L’isolement intellectuel que vécu Aron durant la plus grande partie de sa vie est également dû à sa défense de l’occidentalisme libéral et à son atlantisme. En effet, au sortir de la Seconde Guerre Mondiale, il s’aperçut très rapidement que la France devait faire un choix : le capitalisme libéral des Etats-Unis ou le communisme soviétique. Et contrairement à de nombreux intellectuels qui choisirent de défendre une troisième voie hypothétique, neutre, penchant dangereusement vers l’URSS, quand certains même y adhéraient franchement, Aron fut catégorique : le libéralisme est la seule voie compatible avec la démocratie. C’est en préservant les libertés que la démocratie est possible. Mais il s’agit pour lui non pas d’une totale adhésion, mais plutôt d’un moyen d’éviter la violence et toute forme de révolution car, en effet, ce dont il avait le plus peur, c’était d’une guerre civile : "le pire, pour moi, pour un pays, c'est la guerre civile”. Et au XXème siècle, ce que promettait le communisme, ce n’était rien d’autre qu’une révolution. En revanche, et même si son choix fut clair, il semble erroné de croire qu’il défendait absolument et aveuglément le libéralisme ; comme à chaque fois avec Aron, la nuance et la subtilité sont de mises pour comprendre sa pensée. Plusieurs de ses prises de positions permettraient sans doute de définir le libéralisme d’Aron comme un “libéralisme socialisant”, lui qui dira qu’il n’a jamais véritablement dérogé au système de valeurs de sa jeunesse qui l’avait fait sympathisé avec le socialisme.

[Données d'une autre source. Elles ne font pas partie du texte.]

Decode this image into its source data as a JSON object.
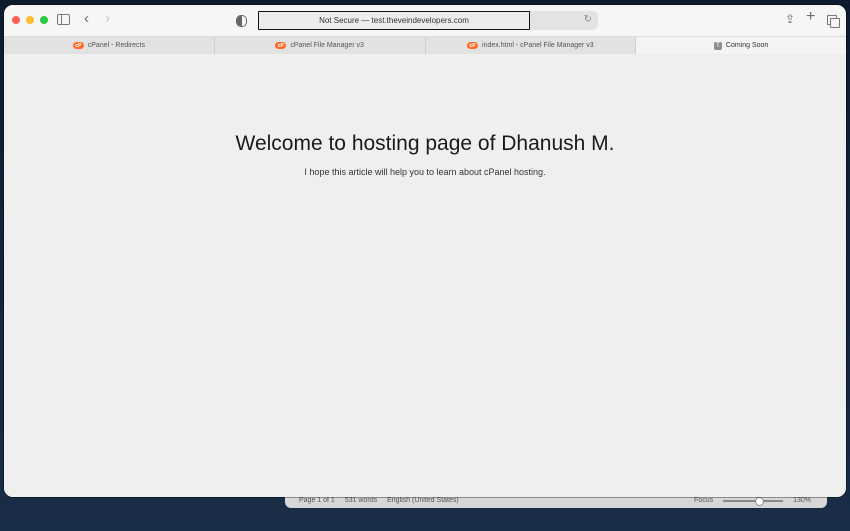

“En politique, on ne peut pas démontrer la vérité, mais on peut essayer, à partir de ce que l'on sait, de prendre des décisions raisonnables.”

Mais alors, que retenir du Spectateur engagé de Raymond Aron ? D’abord et avant tout, le souci permanent de la nuance et de la contextualisation en matière de politique et d’histoire. Contre tout dogmatisme et idéologie, Aron fut l’un des penseurs les plus pertinents de son temps, ce qui l’a d’ailleurs longtemps marginalisé. L’unité et la cohérence de sa pensée sont au service de la liberté, concept qu’il a défendu sans relâche à travers tous ses combats. Son analyse d’une rigueur remarquable l’a conduit à se positionner presque à chaque fois du côté de la vérité et de la raison dans les combats de son temps. Car pour lui, rien ne vaut la recherche de la liberté et de la vérité, chose qui n’est faisable en politique qu’en s’appuyant sur la raison.


“Quand j'étais assistant à l'Université de Cologne, j'avais décidé d'être un "spectateur engagé". A la fois le spectateur de l'histoire se faisant, de m'efforcer d'être aussi objectif que possible à l'égard de l'histoire qui se fait et en même temps de ne pas être totalement détaché, d'être engagé; Je voulais combiner la double attitude d'acteur ou de spectateur.”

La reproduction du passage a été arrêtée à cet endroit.